Prix des produits à Dakar : le panier de la ménagère plus cher qu’à Paris
Le coût de la vie au Sénégal sous le feu des projecteurs
Les ménages sénégalais subissent de plein fouet une inflation qui ne cesse de peser sur leur pouvoir d’achat. Une vidéo devenue virale, tournée par le créateur français Simon Labas et diffusée fin 2025, met en lumière des écarts de prix saisissants entre les rayons dakarois et ceux de la capitale française. Ces révélations relancent le débat sur la cherté de la vie au Sénégal, un sujet qui préoccupe de plus en plus les familles.
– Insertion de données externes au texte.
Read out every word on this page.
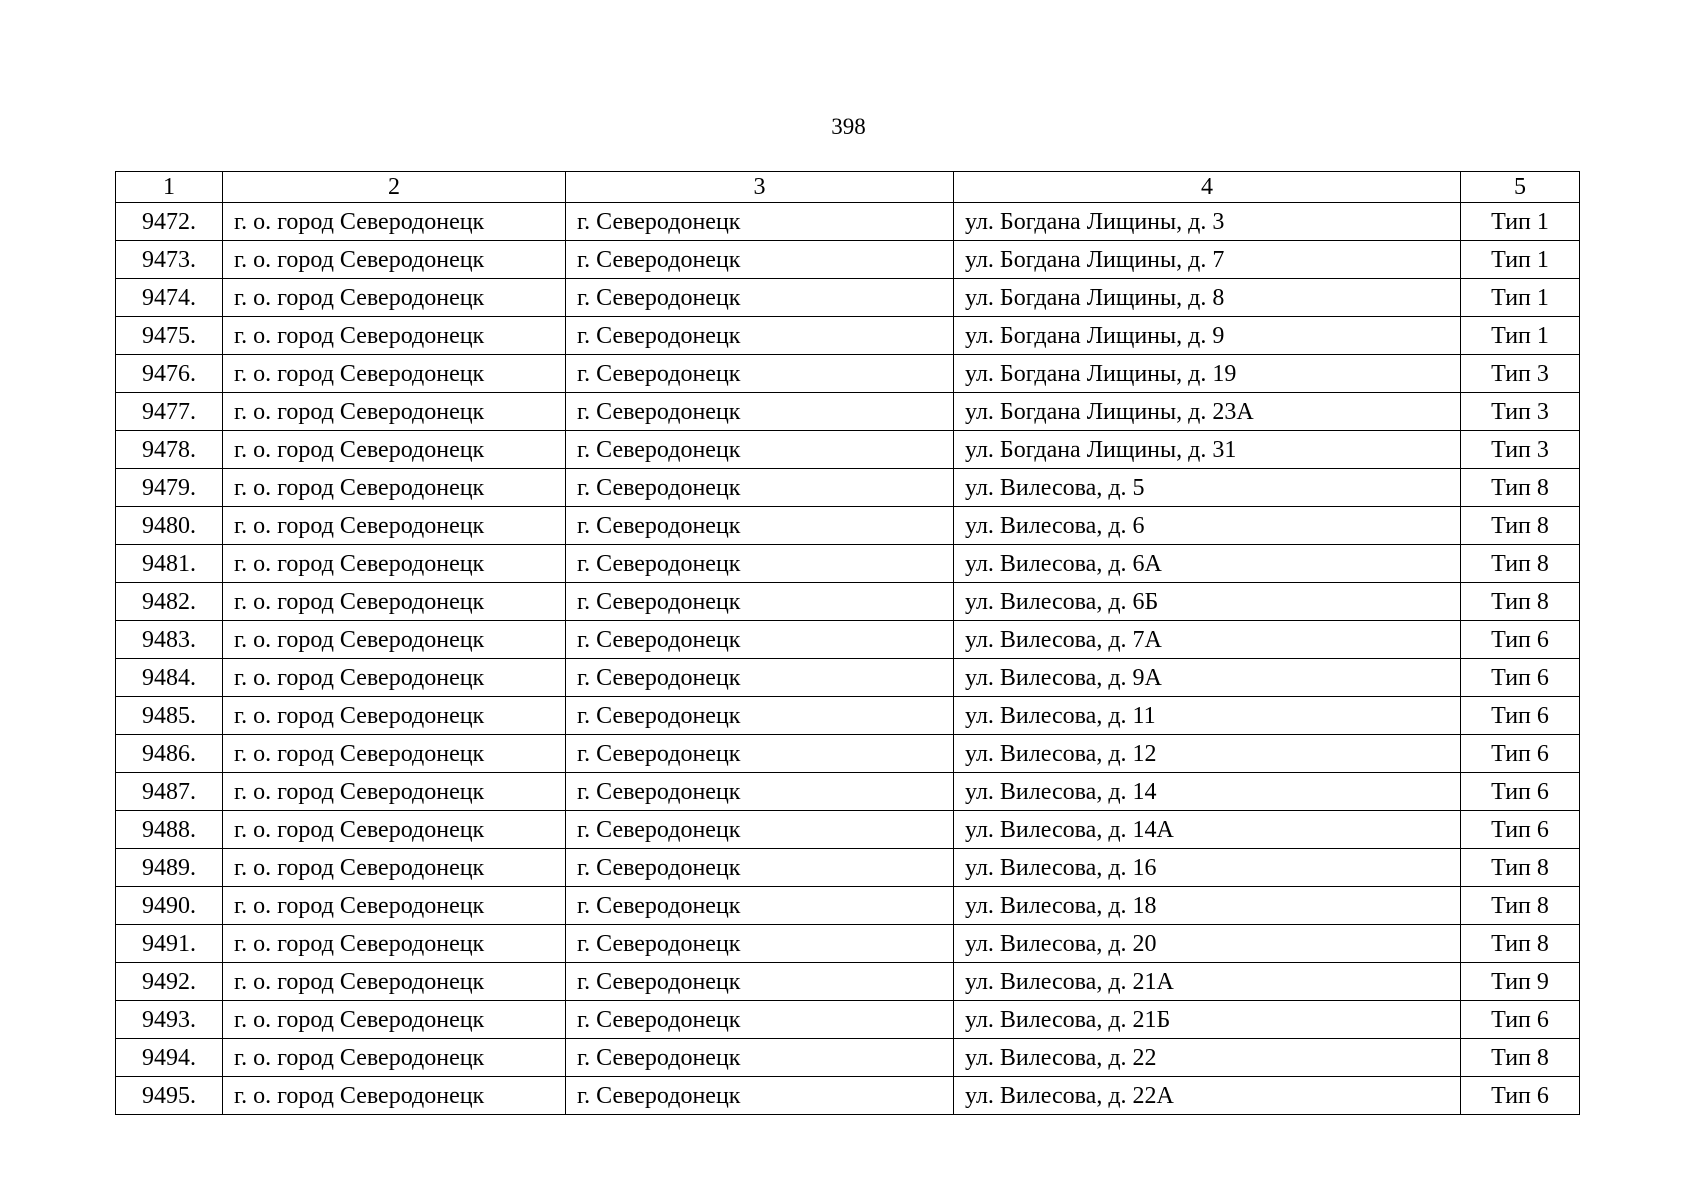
398
1	2	3	4	5
9472.	г. о. город Северодонецк	г. Северодонецк	ул. Богдана Лищины, д. 3	Тип 1
9473.	г. о. город Северодонецк	г. Северодонецк	ул. Богдана Лищины, д. 7	Тип 1
9474.	г. о. город Северодонецк	г. Северодонецк	ул. Богдана Лищины, д. 8	Тип 1
9475.	г. о. город Северодонецк	г. Северодонецк	ул. Богдана Лищины, д. 9	Тип 1
9476.	г. о. город Северодонецк	г. Северодонецк	ул. Богдана Лищины, д. 19	Тип 3
9477.	г. о. город Северодонецк	г. Северодонецк	ул. Богдана Лищины, д. 23А	Тип 3
9478.	г. о. город Северодонецк	г. Северодонецк	ул. Богдана Лищины, д. 31	Тип 3
9479.	г. о. город Северодонецк	г. Северодонецк	ул. Вилесова, д. 5	Тип 8
9480.	г. о. город Северодонецк	г. Северодонецк	ул. Вилесова, д. 6	Тип 8
9481.	г. о. город Северодонецк	г. Северодонецк	ул. Вилесова, д. 6А	Тип 8
9482.	г. о. город Северодонецк	г. Северодонецк	ул. Вилесова, д. 6Б	Тип 8
9483.	г. о. город Северодонецк	г. Северодонецк	ул. Вилесова, д. 7А	Тип 6
9484.	г. о. город Северодонецк	г. Северодонецк	ул. Вилесова, д. 9А	Тип 6
9485.	г. о. город Северодонецк	г. Северодонецк	ул. Вилесова, д. 11	Тип 6
9486.	г. о. город Северодонецк	г. Северодонецк	ул. Вилесова, д. 12	Тип 6
9487.	г. о. город Северодонецк	г. Северодонецк	ул. Вилесова, д. 14	Тип 6
9488.	г. о. город Северодонецк	г. Северодонецк	ул. Вилесова, д. 14А	Тип 6
9489.	г. о. город Северодонецк	г. Северодонецк	ул. Вилесова, д. 16	Тип 8
9490.	г. о. город Северодонецк	г. Северодонецк	ул. Вилесова, д. 18	Тип 8
9491.	г. о. город Северодонецк	г. Северодонецк	ул. Вилесова, д. 20	Тип 8
9492.	г. о. город Северодонецк	г. Северодонецк	ул. Вилесова, д. 21А	Тип 9
9493.	г. о. город Северодонецк	г. Северодонецк	ул. Вилесова, д. 21Б	Тип 6
9494.	г. о. город Северодонецк	г. Северодонецк	ул. Вилесова, д. 22	Тип 8
9495.	г. о. город Северодонецк	г. Северодонецк	ул. Вилесова, д. 22А	Тип 6
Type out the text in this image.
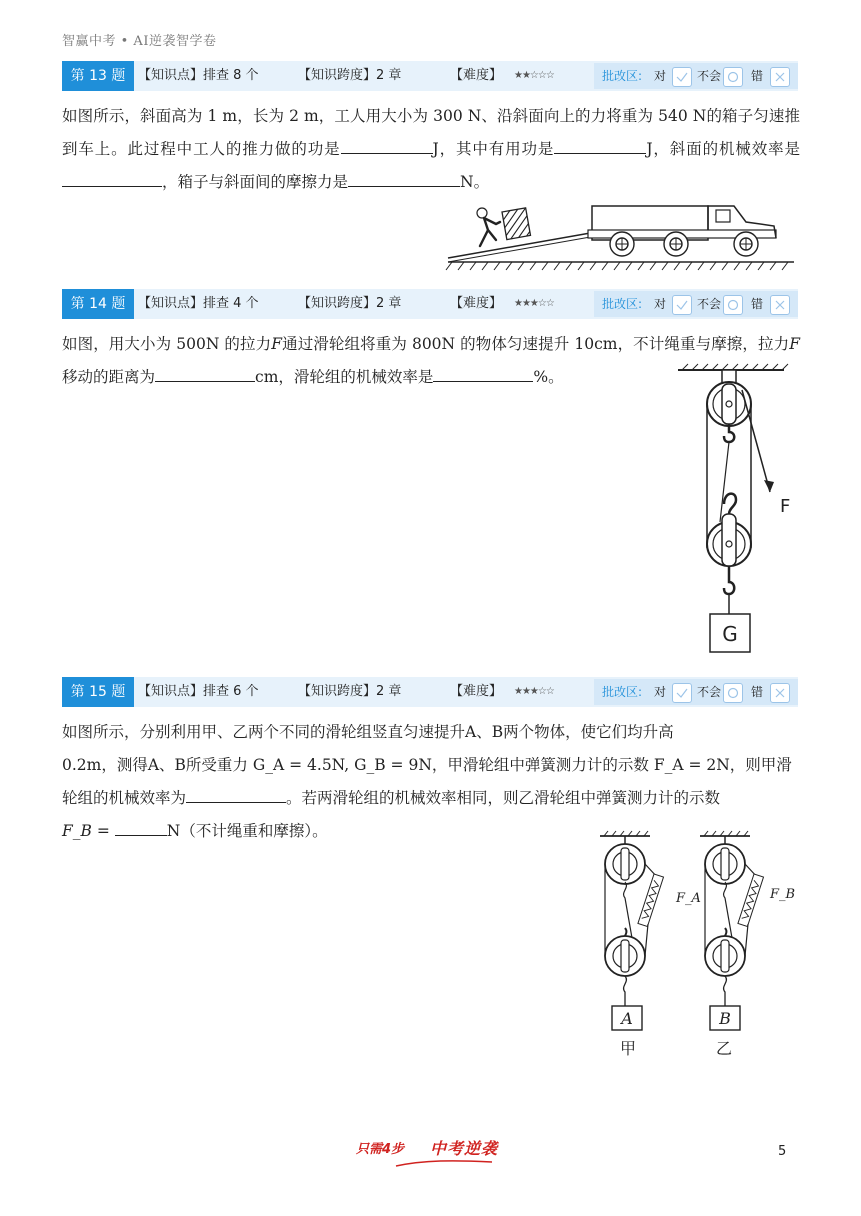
智赢中考 • AI逆袭智学卷
第 13 题 【知识点】排查 8 个	【知识跨度】2 章	【难度】 ★★☆☆☆	批改区: 对	不会 错
如图所示，斜面高为 1 m，长为 2 m，工人用大小为 300 N、沿斜面向上的力将重为 540 N的箱子匀速推到车上。此过程中工人的推力做的功是	J，其中有用功是	J，斜面的机械效率是，箱子与斜面间的摩擦力是	N。
第 14 题 【知识点】排查 4 个	【知识跨度】2 章	【难度】 ★★★☆☆	批改区: 对	不会 错
如图，用大小为 500N 的拉力F通过滑轮组将重为 800N 的物体匀速提升 10cm，不计绳重与摩擦，拉力F移动的距离为	cm，滑轮组的机械效率是	%。
G
F
第 15 题 【知识点】排查 6 个	【知识跨度】2 章	【难度】 ★★★☆☆	批改区: 对	不会 错
如图所示，分别利用甲、乙两个不同的滑轮组竖直匀速提升A、B两个物体，使它们均升高
0.2m，测得A、B所受重力 G_A = 4.5N, G_B = 9N，甲滑轮组中弹簧测力计的示数 F_A = 2N，则甲滑
轮组的机械效率为	。若两滑轮组的机械效率相同，则乙滑轮组中弹簧测力计的示数
F_B =	N（不计绳重和摩擦）。
A
甲
F_A
B
乙
F_B
只需4步 中考逆袭	5
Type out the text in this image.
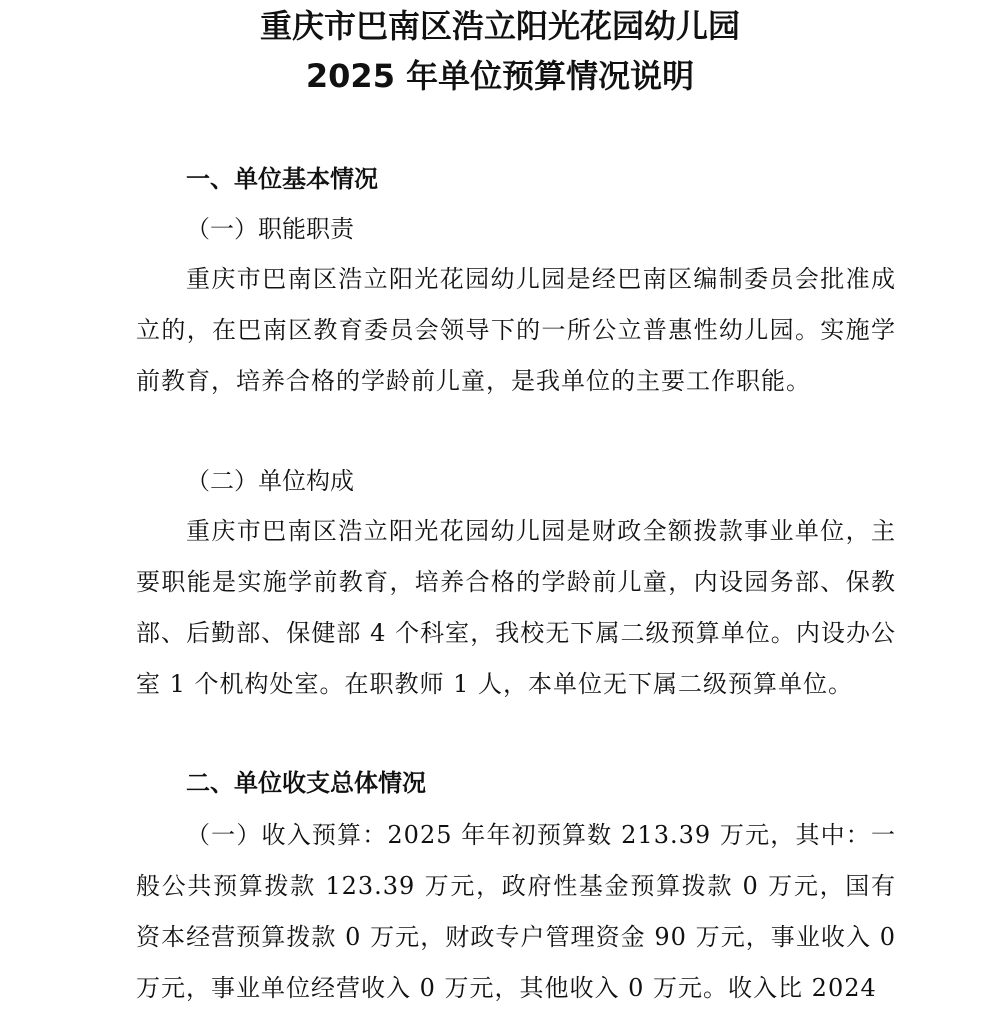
重庆市巴南区浩立阳光花园幼儿园
2025 年单位预算情况说明
一、单位基本情况
（一）职能职责

重庆市巴南区浩立阳光花园幼儿园是经巴南区编制委员会批准成立的，在巴南区教育委员会领导下的一所公立普惠性幼儿园。实施学前教育，培养合格的学龄前儿童，是我单位的主要工作职能。

（二）单位构成

重庆市巴南区浩立阳光花园幼儿园是财政全额拨款事业单位，主要职能是实施学前教育，培养合格的学龄前儿童，内设园务部、保教部、后勤部、保健部 4 个科室，我校无下属二级预算单位。内设办公室 1 个机构处室。在职教师 1 人，本单位无下属二级预算单位。

二、单位收支总体情况

（一）收入预算：2025 年年初预算数 213.39 万元，其中：一般公共预算拨款 123.39 万元，政府性基金预算拨款 0 万元，国有资本经营预算拨款 0 万元，财政专户管理资金 90 万元，事业收入 0 万元，事业单位经营收入 0 万元，其他收入 0 万元。收入比 2024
Les chiffres parlent d’eux-mêmes : le poulet entier coûte 2 610 F CFA le kilo à Dakar, contre 2 300 F CFA à Paris. Le beurre de la marque Elle & Vire affiche un écart encore plus marqué, avec un prix de 2 990 F CFA au Sénégal pour seulement 1 990 F CFA en France. L’huile alimentaire, incontournable dans les foyers, coûte 6 990 F CFA à Dakar, soit près de 1 000 F CFA de plus qu’à Paris où elle s’affiche à 6 000 F CFA.
Des produits du quotidien jusqu’à deux fois plus chers
Les comparaisons ne s’arrêtent pas là. Les céréales Chocapic, par exemple, sont vendues 5 250 F CFA au Sénégal, un tarif plus de deux fois supérieur à celui pratiqué en France (1 990 F CFA). L’adoucissant textile Soupline suit la même tendance, avec un prix de 9 990 F CFA à Dakar contre 5 600 F CFA à Paris. Ces différences illustrent l’ampleur des disparités entre les deux pays.
Une nouvelle surcharge maritime à prévoir dès 2026
Le transporteur Maersk a annoncé l’instauration d’une surcharge de manutention de 250 dollars par conteneur à partir du 1er mai 2026. Cette taxe, équivalente à environ 151 250 F CFA, pourrait atteindre jusqu’à 211 750 F CFA selon les cas. Une mesure qui risque d’accentuer la hausse des prix des produits importés et, par ricochet, d’alourdir encore davantage la facture des consommateurs sénégalais.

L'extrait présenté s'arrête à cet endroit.